August 17, 2001
10/ Bit fields of arbitrary size

As other posters noted, there are cases where bit fields are just absolutely required. LX allows bit fields, again using predefined pragmas. I used to work a lot on real-time applications, and, no, sorry, bitmasking and shifting was not really an option.

 {volatile} {align 16} {memory_width 16} {memory_space IO}
 type chip_control_register is record with
  integer command  {bit_offset 0} {bit_size 3}
  integer size   {bit_offset 4} {bit_size 4}
  boolean ready  {bit_offset 8} {bit_size 1}
  boolean error  {bit_offset 9} {bit_size 1}

 {address 16#FFFF_ED00} chip_control_register chip_A
 {address 16#FFFF_ED04} chip_control_register chip_B
 {address 16#FFFF_ED08} chip_control_register chip_C


By the way, the statement that "bitmasking is better because it generates better code" is a very x86-centric view of the universe. The PA-RISC and IA-64 have "extract" and "deposit" instructions, and the compilers are much better at finding those on bit field accesses than on bitmask and shifting (at least at lower optimization levels)


Christophe

August 17, 2001
11/ Support for 16-bit computers

I believe what you really meant was: support for the 16-bit segmented memory model on the x86 architecture.
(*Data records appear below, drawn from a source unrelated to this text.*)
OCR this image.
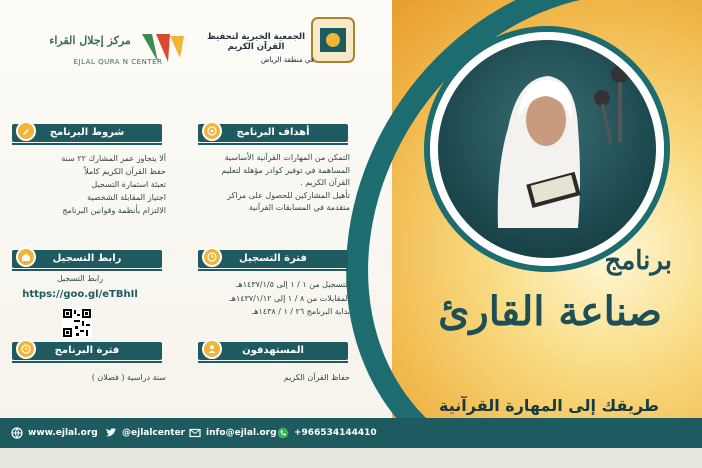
برنامج
صناعة القارئ
طريقك إلى المهارة القرآنية
الجمعية الخيرية لتحفيظ القرآن الكريم
في منطقة الرياض
مركز إجلال القراء
EJLAL QURA N CENTER
أهداف البرنامج
التمكن من المهارات القرآنية الأساسية
المساهمة في توفير كوادر مؤهلة لتعليم
القرآن الكريم .
تأهيل المشاركين للحصول على مراكز
متقدمة في المسابقات القرآنية
شروط البرنامج
ألا يتجاوز عمر المشارك ٢٢ سنة
حفظ القرآن الكريم كاملاً
تعبئة استمارة التسجيل
اجتياز المقابلة الشخصية
الالتزام بأنظمة وقوانين البرنامج
فترة التسجيل
التسجيل من ١ / ١ إلى ١٤٣٧/١/٥هـ
المقابلات من ٨ / ١ إلى ١٤٣٧/١/١٢هـ
بداية البرنامج ٢٦ / ١ / ١٤٣٨هـ
رابط التسجيل
رابط التسجيل
https://goo.gl/eTBhIl
المستهدفون
حفاظ القرآن الكريم
فترة البرنامج
سنة دراسية ( فصلان )
www.ejlal.org	@ejlalcenter info@ejlal.org +966534144410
LX pragmas also offer a nice answer there. Should you need near/far pointers, which may happen on some 64-bit architectures (where near means 32-bit, and far 64-bit):

 {near} type near_int_pointer is pointer to integer
 {far}  type far_int_pointer is pointer to integer

Regarding more modern uses of {near} and {far}. On IA-64 on HP-UX, there is a 32-bit memory model (for better source compatibility with 32-bit applications). Internally, all pointers are really 64-bit, however, they are converted when used. And, guess what, there are cases where you need a 64-bit pointer from a 32-bit application :-) Not that HP implemented a _far keyword, for that matter...
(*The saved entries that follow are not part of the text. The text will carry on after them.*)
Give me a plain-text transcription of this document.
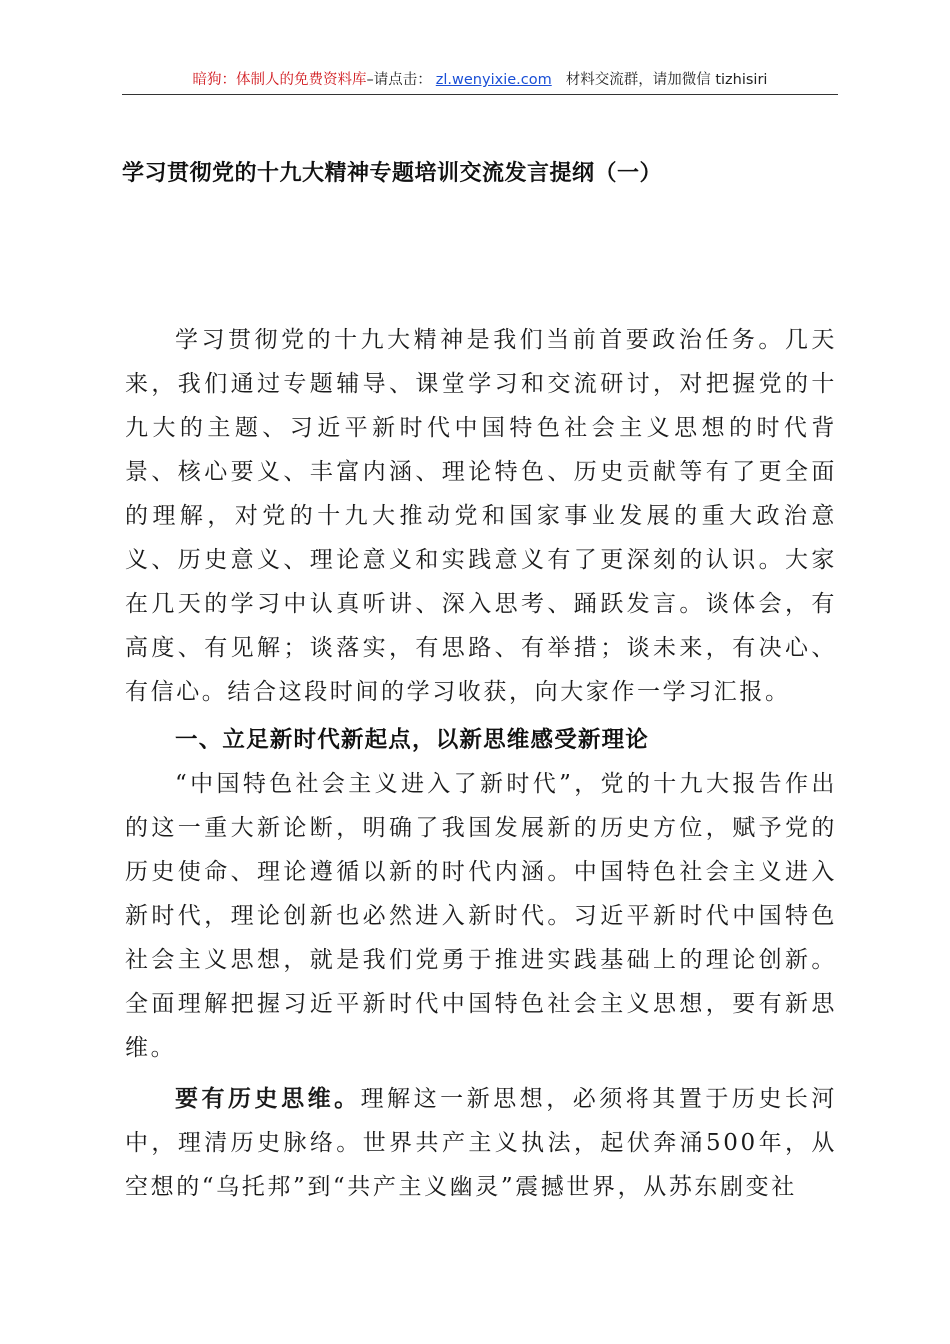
暗狗：体制人的免费资料库–请点击： zl.wenyixie.com 材料交流群，请加微信 tizhisiri
学习贯彻党的十九大精神专题培训交流发言提纲（一）
学习贯彻党的十九大精神是我们当前首要政治任务。几天来，我们通过专题辅导、课堂学习和交流研讨，对把握党的十九大的主题、习近平新时代中国特色社会主义思想的时代背景、核心要义、丰富内涵、理论特色、历史贡献等有了更全面的理解，对党的十九大推动党和国家事业发展的重大政治意义、历史意义、理论意义和实践意义有了更深刻的认识。大家在几天的学习中认真听讲、深入思考、踊跃发言。谈体会，有高度、有见解；谈落实，有思路、有举措；谈未来，有决心、有信心。结合这段时间的学习收获，向大家作一学习汇报。
一、立足新时代新起点，以新思维感受新理论
“中国特色社会主义进入了新时代”，党的十九大报告作出的这一重大新论断，明确了我国发展新的历史方位，赋予党的历史使命、理论遵循以新的时代内涵。中国特色社会主义进入新时代，理论创新也必然进入新时代。习近平新时代中国特色社会主义思想，就是我们党勇于推进实践基础上的理论创新。全面理解把握习近平新时代中国特色社会主义思想，要有新思维。
要有历史思维。理解这一新思想，必须将其置于历史长河中，理清历史脉络。世界共产主义执法，起伏奔涌500年，从空想的“乌托邦”到“共产主义幽灵”震撼世界，从苏东剧变社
Note that there is also a standard pragma (bit_size, seen above) that might
fit the bill:

 {bit_size 16} type near_int_pointer is pointer to integer
 {bit_size 32} type far_int_pointer is pointer to integer

but to be exhaustive, near and far convey more information than just bit size.


Christophe

August 17, 2001
12/ RTTI

LX uses "reflection" rather than RTTI, and the full variant of it (not introspection as in Java). The LX runtime environment that supports it is independent (called Mozart). The key connection between reflection and LX sources are LX pragmas that we already saw a couple of times. When the LX compiler parses:

 {glop} function foo() is
  blah; bloh; blih

it looks for a  pragma handler for {glop}, and passes it a standardized tree representation for function foo. The pragma handler returns what foo should be replaced with. In the future, pragma handlers will possibly be in separate DLL. In any event, the intent is that the user can add their own pragmas. Pragmas can be invoked in a number of phases of the compiler: after parsing, before or after semantics, on references to the object (for pragmas that apply to declarations), before or after expansion, or before or after code generation, or as part of the optimization phase.

With reflection, you can implement: persistence, garbage collection, policy control, automatic debugging code generation, etc... See http://mozart-dev.sf.net.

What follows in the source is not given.